APRESENTAÇÕES, DECLAMAÇÕES E DESFILES

Elicio Freitas era exímio declamador e encarnava seus personagens com afinco, sendo constantemente convidado a participar de diversas festividades na região, como as festas de fim de ano da extinta Tipografia Almeida e os eventos realizados pelo Colégio Rio Branco, a quem dedicou um soneto pela passagem de seu 53° aniversário, em 1973:

Sempre Rio Branco

Templo de sábios, abrigo sobranceiro,
Salão de Arte, Partenon de glória.
Com teu plantel docente alvissareiro,
Marcas um passado nos anais da História.

Sempre Rio Branco, sempre altaneiro,
Cantam em teu nome hosanas de vitória.
Do ensino desta terra és pioneiro,
Colhendo louros em toda trajetória.

Eu desejo que a tua Primavera,
Seja florida igual a outra era
Enfeitando de arrebois teu pavilhão.

Herdaste de Aristóteles a grande luz,
Derramando o saber em Bom Jesus,
Tu és o Partenon deste torrão!





O UNIVERSO DO CORDEL

Elicio também fez incursões pela literatura de cordel, utilizando geralmente temas da região:

- "A história do rola-pau contada por Mãe Dolores", publicada pela Divisão de Folclore da Secretaria de Patrimônio Cultural do Rio de Janeiro, em 1977, narra uma história envolvendo personagens conhecidos de Bom Jesus (veja mais em:  http://espacoculturallucianobastos.blogspot.com/2014/09/a-historia-do-rola-pau-contada-por-mae.html )

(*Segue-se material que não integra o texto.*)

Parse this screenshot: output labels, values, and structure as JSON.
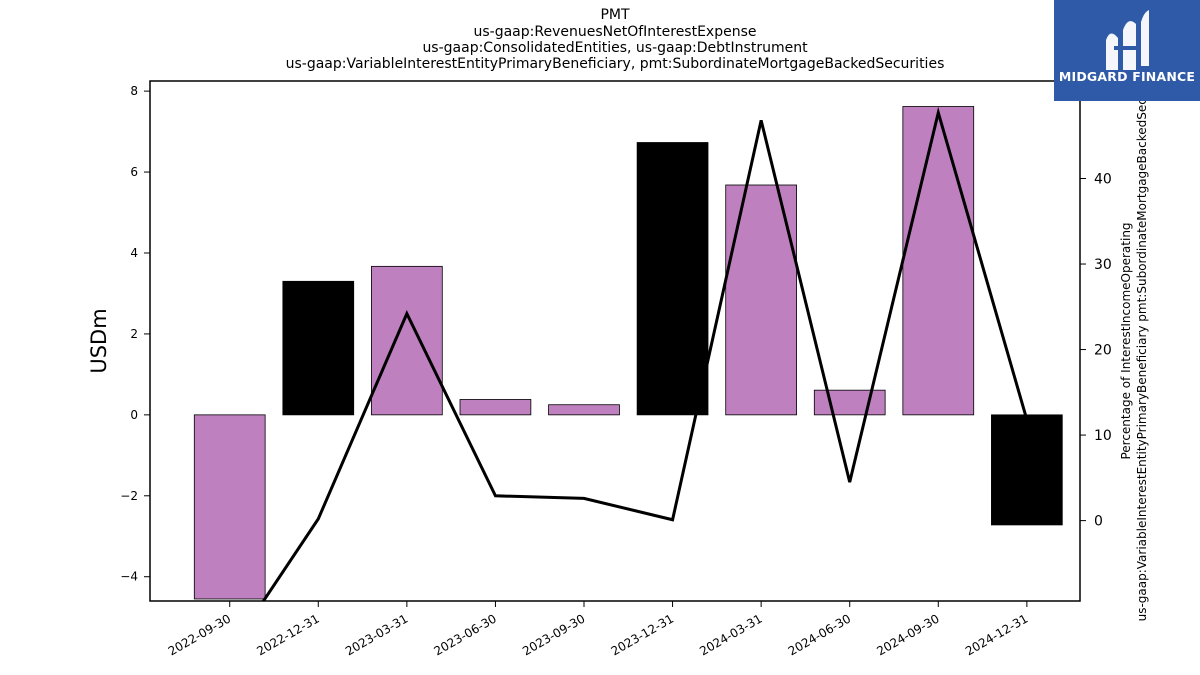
{
  "title_lines": [
    "PMT",
    "us-gaap:RevenuesNetOfInterestExpense",
    "us-gaap:ConsolidatedEntities, us-gaap:DebtInstrument",
    "us-gaap:VariableInterestEntityPrimaryBeneficiary, pmt:SubordinateMortgageBackedSecurities"
  ],
  "logo": {
    "text": "MIDGARD FINANCE",
    "background": "#2e5aa8"
  },
  "chart_data": {
    "type": "bar",
    "categories": [
      "2022-09-30",
      "2022-12-31",
      "2023-03-31",
      "2023-06-30",
      "2023-09-30",
      "2023-12-31",
      "2024-03-31",
      "2024-06-30",
      "2024-09-30",
      "2024-12-31"
    ],
    "series": [
      {
        "type": "bar",
        "axis": "left",
        "values": [
          -4.55,
          3.3,
          3.67,
          0.38,
          0.25,
          6.73,
          5.68,
          0.61,
          7.62,
          -2.72
        ],
        "colors": [
          "#bf80bf",
          "#000000",
          "#bf80bf",
          "#bf80bf",
          "#bf80bf",
          "#000000",
          "#bf80bf",
          "#bf80bf",
          "#bf80bf",
          "#000000"
        ]
      },
      {
        "type": "line",
        "axis": "right",
        "color": "#000000",
        "values": [
          -15.3,
          0.2,
          24.2,
          2.9,
          2.6,
          0.1,
          46.8,
          4.5,
          47.7,
          11.8
        ]
      }
    ],
    "ylabel": "USDm",
    "ylabel_right": "Percentage of InterestIncomeOperating\nus-gaap:VariableInterestEntityPrimaryBeneficiary pmt:SubordinateMortgageBackedSecurities",
    "ylim": [
      -4.6,
      8.25
    ],
    "ylim_right": [
      -9.4,
      51.4
    ],
    "yticks": [
      -4,
      -2,
      0,
      2,
      4,
      6,
      8
    ],
    "yticks_right": [
      0,
      10,
      20,
      30,
      40
    ],
    "grid": false
  }
}
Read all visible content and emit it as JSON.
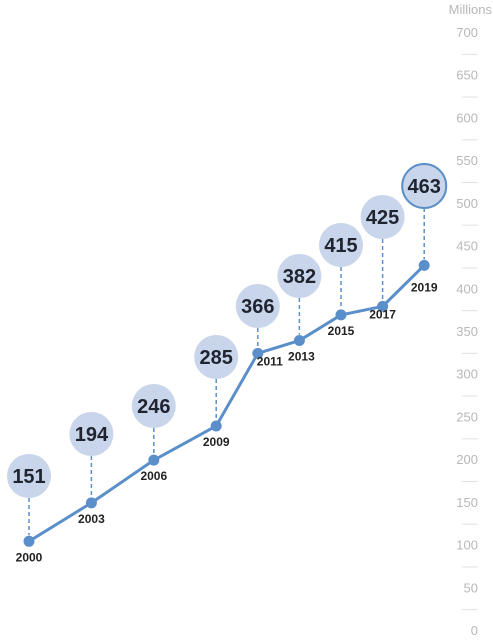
{
  "chart_data": {
    "type": "line",
    "unit_label": "Millions",
    "x": [
      "2000",
      "2003",
      "2006",
      "2009",
      "2011",
      "2013",
      "2015",
      "2017",
      "2019"
    ],
    "values": [
      151,
      194,
      246,
      285,
      366,
      382,
      415,
      425,
      463
    ],
    "point_values": [
      105,
      150,
      200,
      240,
      325,
      340,
      370,
      380,
      428
    ],
    "y_ticks": [
      "0",
      "50",
      "100",
      "150",
      "200",
      "250",
      "300",
      "350",
      "400",
      "450",
      "500",
      "550",
      "600",
      "650",
      "700"
    ],
    "ylim": [
      0,
      700
    ],
    "colors": {
      "line": "#5b8fc9",
      "bubble_fill": "#c9d5ea",
      "bubble_highlight_stroke": "#5b8fc9",
      "tick_text": "#b8b8b8",
      "year_text": "#222222",
      "value_text": "#1f2430"
    }
  }
}
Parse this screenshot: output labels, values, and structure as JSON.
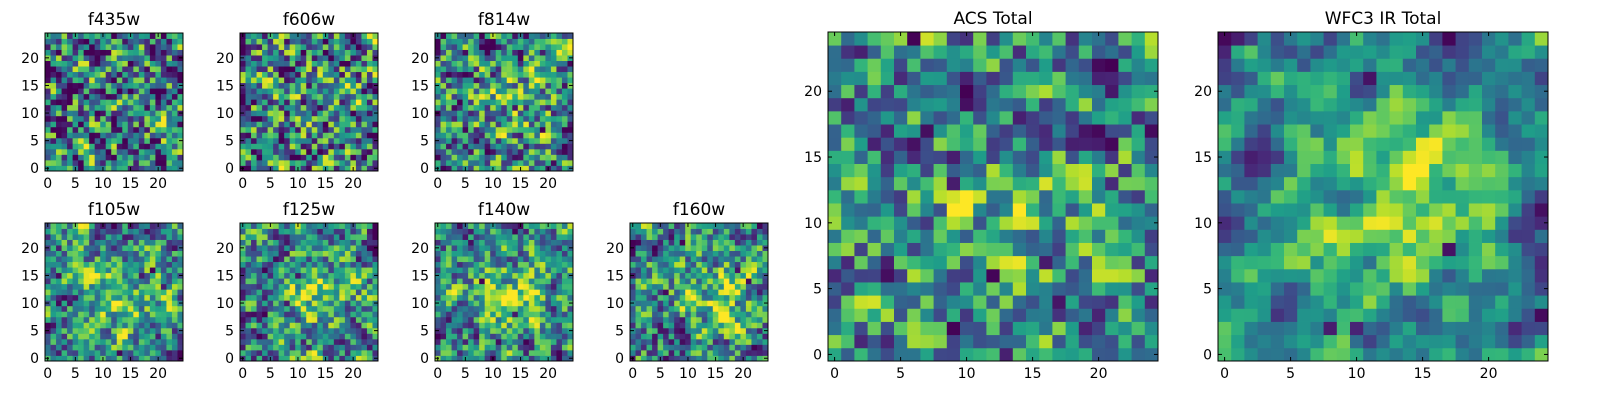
{
  "chart_data": [
    {
      "type": "heatmap",
      "title": "f435w",
      "colormap": "viridis",
      "grid_size": 25,
      "xlim": [
        0,
        24
      ],
      "ylim": [
        0,
        24
      ],
      "x_ticks": [
        "0",
        "5",
        "10",
        "15",
        "20"
      ],
      "y_ticks": [
        "0",
        "5",
        "10",
        "15",
        "20"
      ],
      "center_brightness": 0.0,
      "noise": 0.42,
      "seed": 11,
      "dark_pixels": 14
    },
    {
      "type": "heatmap",
      "title": "f606w",
      "colormap": "viridis",
      "grid_size": 25,
      "xlim": [
        0,
        24
      ],
      "ylim": [
        0,
        24
      ],
      "x_ticks": [
        "0",
        "5",
        "10",
        "15",
        "20"
      ],
      "y_ticks": [
        "0",
        "5",
        "10",
        "15",
        "20"
      ],
      "center_brightness": 0.05,
      "noise": 0.42,
      "seed": 23,
      "dark_pixels": 12
    },
    {
      "type": "heatmap",
      "title": "f814w",
      "colormap": "viridis",
      "grid_size": 25,
      "xlim": [
        0,
        24
      ],
      "ylim": [
        0,
        24
      ],
      "x_ticks": [
        "0",
        "5",
        "10",
        "15",
        "20"
      ],
      "y_ticks": [
        "0",
        "5",
        "10",
        "15",
        "20"
      ],
      "center_brightness": 0.15,
      "noise": 0.38,
      "seed": 37,
      "dark_pixels": 12
    },
    {
      "type": "heatmap",
      "title": "f105w",
      "colormap": "viridis",
      "grid_size": 25,
      "xlim": [
        0,
        24
      ],
      "ylim": [
        0,
        24
      ],
      "x_ticks": [
        "0",
        "5",
        "10",
        "15",
        "20"
      ],
      "y_ticks": [
        "0",
        "5",
        "10",
        "15",
        "20"
      ],
      "center_brightness": 0.3,
      "noise": 0.3,
      "seed": 41,
      "dark_pixels": 10
    },
    {
      "type": "heatmap",
      "title": "f125w",
      "colormap": "viridis",
      "grid_size": 25,
      "xlim": [
        0,
        24
      ],
      "ylim": [
        0,
        24
      ],
      "x_ticks": [
        "0",
        "5",
        "10",
        "15",
        "20"
      ],
      "y_ticks": [
        "0",
        "5",
        "10",
        "15",
        "20"
      ],
      "center_brightness": 0.28,
      "noise": 0.32,
      "seed": 53,
      "dark_pixels": 10
    },
    {
      "type": "heatmap",
      "title": "f140w",
      "colormap": "viridis",
      "grid_size": 25,
      "xlim": [
        0,
        24
      ],
      "ylim": [
        0,
        24
      ],
      "x_ticks": [
        "0",
        "5",
        "10",
        "15",
        "20"
      ],
      "y_ticks": [
        "0",
        "5",
        "10",
        "15",
        "20"
      ],
      "center_brightness": 0.32,
      "noise": 0.3,
      "seed": 67,
      "dark_pixels": 6
    },
    {
      "type": "heatmap",
      "title": "f160w",
      "colormap": "viridis",
      "grid_size": 25,
      "xlim": [
        0,
        24
      ],
      "ylim": [
        0,
        24
      ],
      "x_ticks": [
        "0",
        "5",
        "10",
        "15",
        "20"
      ],
      "y_ticks": [
        "0",
        "5",
        "10",
        "15",
        "20"
      ],
      "center_brightness": 0.3,
      "noise": 0.32,
      "seed": 79,
      "dark_pixels": 12
    },
    {
      "type": "heatmap",
      "title": "ACS Total",
      "colormap": "viridis",
      "grid_size": 25,
      "xlim": [
        0,
        24
      ],
      "ylim": [
        0,
        24
      ],
      "x_ticks": [
        "0",
        "5",
        "10",
        "15",
        "20"
      ],
      "y_ticks": [
        "0",
        "5",
        "10",
        "15",
        "20"
      ],
      "center_brightness": 0.2,
      "noise": 0.32,
      "seed": 97,
      "dark_pixels": 10
    },
    {
      "type": "heatmap",
      "title": "WFC3 IR Total",
      "colormap": "viridis",
      "grid_size": 25,
      "xlim": [
        0,
        24
      ],
      "ylim": [
        0,
        24
      ],
      "x_ticks": [
        "0",
        "5",
        "10",
        "15",
        "20"
      ],
      "y_ticks": [
        "0",
        "5",
        "10",
        "15",
        "20"
      ],
      "center_brightness": 0.45,
      "noise": 0.14,
      "seed": 113,
      "dark_pixels": 8,
      "dark_top_left_corner": true
    }
  ]
}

- "Curunkango, o rei dos escravos (uma história de Macaé)"

- "Mota Coqueiro (o martírio de um fazendeiro)"; 

- "Mundo Cão"


Lendo, hoje, os versos e crônicas de Elicio Freitas somos transportados... Transportados para um tempo de verdes paisagens, com matas e rios inspiradores que, traduzidos aos olhos do poeta nos fazem viajar no tempo e sonhar, quem sabe, com o futuro que podemos ainda construir ...


Visite outras publicações sobre Elicio Freitas nesse blog:

Elicio Freitas, um poeta popular: "Serei Homero"?http://espacoculturallucianobastos.blogspot.com/2014/09/elicio-freitas-um-poeta-popular-serei.html 

"A história do rola-pau contada por Mãe Dolores", de Elicio Freitas:
http://espacoculturallucianobastos.blogspot.com/2014/09/a-historia-do-rola-pau-contada-por-mae.html

Veja também em outras mídias:

Resgate de Elicio Freitas: http://onortefluminense.blogspot.com/2017/05/resgate-do-poeta-elicio-de-freitas.html


Fonte de pesquisa: Álbum de Elicio Freitas, contendo fotografias, recortes de jornais, poemas, literatura de cordel e textos de Elicio Freitas Salles. Acervo: Espaço Cultural Luciano Bastos.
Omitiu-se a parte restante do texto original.